Ovarian shutdown or suppression
Ovarian suppression can be a side effect of centrally acting hormone blockers, such as goserelin and leuprolide, taken during chemotherapy. It can be temporary or permanent. This often depends on your age and how close you are to natural menopause. The younger you are, the more likely you are to become pregnant after treatment ends.
Ovarian shutdown can also be done on purpose for two different reasons:
- Temporary ovarian shutdown. Medicines such as goserelin or leuprolide can be used to temporarily stop the ovaries from producing estrogen and releasing eggs (ovulating). Ovarian suppression can:
- Be combined with tamoxifen or other hormonal therapy to lower the amount of estrogen in the body and treat estrogen receptor-positive breast cancer
- Protect the ovaries and future fertility from the effects of chemotherapy
- Permanent ovarian shutdown. Certain women at high risk for breast cancer or breast cancer recurrence may benefit from surgical removal of the ovaries (oophorectomy). Some people refer to this as medical menopause. This surgery causes permanent infertility.
You may be able to get pregnant and have healthy babies after breast cancer treatment. If being able to have children is important to you, let your doctor know this before you start treatment if possible. You may want to ask to be referred to a fertility specialist who has worked with women being treated for breast cancer. If you did not have a conversation about fertility and you’ve already started treatment, don’t worry. There are still options available. Talking with a fertility specialist can help.
Here are some questions to ask your oncologist and your fertility specialist:
- Does my prognosis affect my ability to have children?
- Is it safe for me to become pregnant after treatment? If so, when is the right time?
- What are my options for preserving fertility?
- Can I postpone treatment to have a baby?
- Are fertility drugs safe? Will I need to take them?
- How long does the fertility preservation process take for people who need to start treatment soon?
Learn more about protecting your fertility during treatment.
Pregnancy and wanting children
If you think you want to get pregnant after having breast cancer treatment, know that having a baby doesn’t make cancer more likely to recur or affect your long-term survival. Visit Getting pregnant after early breast cancer to learn more.
There are also other options for women who want to have a family after breast cancer treatment. Some women choose to use an egg donor or surrogate to help them have a baby. Others prefer to adopt.
Here are some organizations that provide financial assistance for fertility procedures, including surrogacy:
To learn more about adopting a child, visit the National Council for Adoption.
Q: What are some ways to preserve fertility if you’ve been diagnosed with breast cancer?
A: Ways to preserve fertility include harvesting or freezing eggs or embryos, and ovarian suppression. Visit Protecting your fertility during treatment to learn more.
Q: Can pregnancy cause breast cancer to recur?
A: No. Studies show pregnancy after breast cancer treatment does not raise your risk of getting cancer again.
Q: Does chemotherapy pose a risk of birth defects if I get pregnant after treatment is over?
A: Studies show there is a risk of birth defects if you get pregnant during or after receiving some types of chemotherapy, hormone therapy, and radiation therapy. Some doctors suggest waiting 6 months to decrease the risk of birth defects; others prefer you wait 2 to 5 years to be sure the medicine has left your body.
Q: How does breast cancer affect the reproductive system?

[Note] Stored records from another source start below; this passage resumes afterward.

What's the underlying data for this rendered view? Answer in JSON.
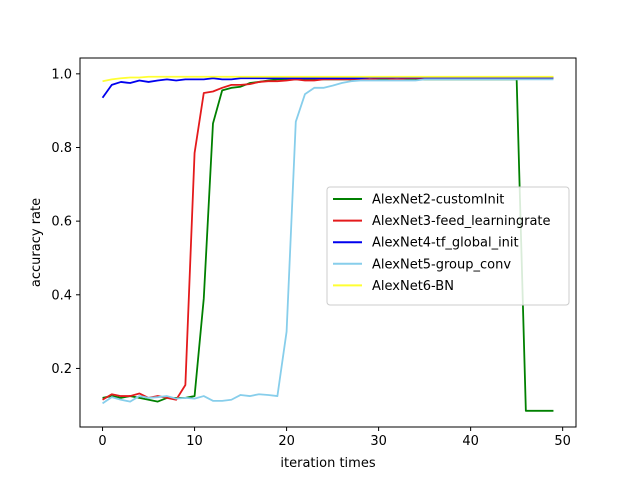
{
  "chart_data": {
    "type": "line",
    "title": "",
    "xlabel": "iteration times",
    "ylabel": "accuracy rate",
    "xlim": [
      -2.45,
      51.45
    ],
    "ylim": [
      0.041,
      1.043
    ],
    "xticks": [
      0,
      10,
      20,
      30,
      40,
      50
    ],
    "yticks": [
      0.2,
      0.4,
      0.6,
      0.8,
      1.0
    ],
    "xtick_labels": [
      "0",
      "10",
      "20",
      "30",
      "40",
      "50"
    ],
    "ytick_labels": [
      "0.2",
      "0.4",
      "0.6",
      "0.8",
      "1.0"
    ],
    "grid": false,
    "legend_position": "center-right",
    "x": [
      0,
      1,
      2,
      3,
      4,
      5,
      6,
      7,
      8,
      9,
      10,
      11,
      12,
      13,
      14,
      15,
      16,
      17,
      18,
      19,
      20,
      21,
      22,
      23,
      24,
      25,
      26,
      27,
      28,
      29,
      30,
      31,
      32,
      33,
      34,
      35,
      36,
      37,
      38,
      39,
      40,
      41,
      42,
      43,
      44,
      45,
      46,
      47,
      48,
      49
    ],
    "series": [
      {
        "name": "AlexNet2-customInit",
        "color": "#008000",
        "values": [
          0.12,
          0.125,
          0.12,
          0.125,
          0.12,
          0.115,
          0.11,
          0.12,
          0.12,
          0.12,
          0.125,
          0.39,
          0.865,
          0.955,
          0.962,
          0.965,
          0.975,
          0.978,
          0.982,
          0.985,
          0.985,
          0.985,
          0.985,
          0.985,
          0.985,
          0.985,
          0.985,
          0.985,
          0.985,
          0.985,
          0.985,
          0.985,
          0.985,
          0.985,
          0.985,
          0.985,
          0.985,
          0.985,
          0.985,
          0.985,
          0.985,
          0.985,
          0.985,
          0.985,
          0.985,
          0.985,
          0.085,
          0.085,
          0.085,
          0.085
        ]
      },
      {
        "name": "AlexNet3-feed_learningrate",
        "color": "#e41a1c",
        "values": [
          0.115,
          0.13,
          0.125,
          0.125,
          0.132,
          0.12,
          0.125,
          0.12,
          0.115,
          0.155,
          0.785,
          0.948,
          0.952,
          0.962,
          0.97,
          0.97,
          0.972,
          0.978,
          0.98,
          0.98,
          0.982,
          0.985,
          0.982,
          0.982,
          0.985,
          0.985,
          0.985,
          0.985,
          0.985,
          0.985,
          0.988,
          0.988,
          0.985,
          0.988,
          0.988,
          0.988,
          0.988,
          0.988,
          0.988,
          0.988,
          0.988,
          0.988,
          0.988,
          0.988,
          0.988,
          0.988,
          0.988,
          0.988,
          0.988,
          0.988
        ]
      },
      {
        "name": "AlexNet4-tf_global_init",
        "color": "#0000ee",
        "values": [
          0.935,
          0.97,
          0.978,
          0.975,
          0.982,
          0.978,
          0.982,
          0.985,
          0.982,
          0.985,
          0.985,
          0.985,
          0.988,
          0.985,
          0.985,
          0.988,
          0.988,
          0.988,
          0.988,
          0.988,
          0.988,
          0.988,
          0.988,
          0.988,
          0.988,
          0.988,
          0.988,
          0.988,
          0.988,
          0.99,
          0.99,
          0.99,
          0.99,
          0.99,
          0.99,
          0.99,
          0.99,
          0.99,
          0.99,
          0.99,
          0.99,
          0.99,
          0.99,
          0.99,
          0.99,
          0.99,
          0.99,
          0.99,
          0.99,
          0.99
        ]
      },
      {
        "name": "AlexNet5-group_conv",
        "color": "#87ceeb",
        "values": [
          0.105,
          0.122,
          0.115,
          0.11,
          0.125,
          0.12,
          0.122,
          0.125,
          0.118,
          0.12,
          0.118,
          0.125,
          0.112,
          0.112,
          0.115,
          0.128,
          0.125,
          0.13,
          0.128,
          0.125,
          0.3,
          0.87,
          0.945,
          0.962,
          0.962,
          0.968,
          0.975,
          0.98,
          0.982,
          0.982,
          0.982,
          0.982,
          0.982,
          0.982,
          0.982,
          0.985,
          0.985,
          0.985,
          0.985,
          0.985,
          0.985,
          0.985,
          0.985,
          0.985,
          0.985,
          0.985,
          0.985,
          0.985,
          0.985,
          0.985
        ]
      },
      {
        "name": "AlexNet6-BN",
        "color": "#ffff33",
        "values": [
          0.98,
          0.985,
          0.988,
          0.99,
          0.99,
          0.992,
          0.992,
          0.992,
          0.992,
          0.992,
          0.992,
          0.992,
          0.992,
          0.992,
          0.992,
          0.992,
          0.992,
          0.992,
          0.992,
          0.992,
          0.992,
          0.992,
          0.992,
          0.992,
          0.992,
          0.992,
          0.992,
          0.992,
          0.992,
          0.992,
          0.992,
          0.992,
          0.992,
          0.992,
          0.992,
          0.992,
          0.992,
          0.992,
          0.992,
          0.992,
          0.992,
          0.992,
          0.992,
          0.992,
          0.992,
          0.992,
          0.992,
          0.992,
          0.992,
          0.992
        ]
      }
    ]
  }
}
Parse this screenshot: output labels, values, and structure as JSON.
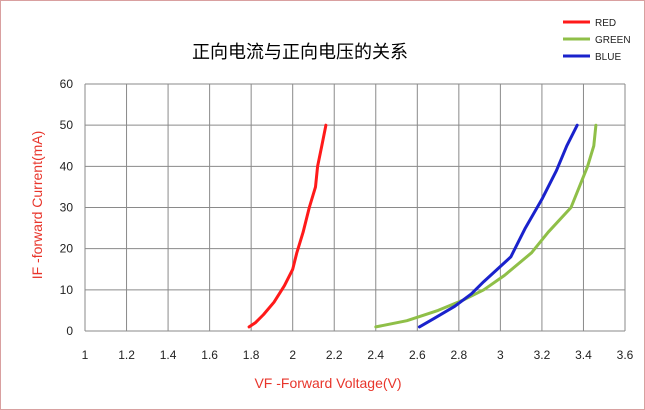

A: Having breast cancer doesn’t directly affect your reproductive system. The treatments can, however, affect your ability to get pregnant and have a baby. For example, chemotherapy can decrease how many eggs your body makes, which affects your ability to get pregnant. Hormonal therapies can also impact your fertility in different ways. There are options to help women preserve their fertility. It’s best to talk to your healthcare team about that before starting treatment.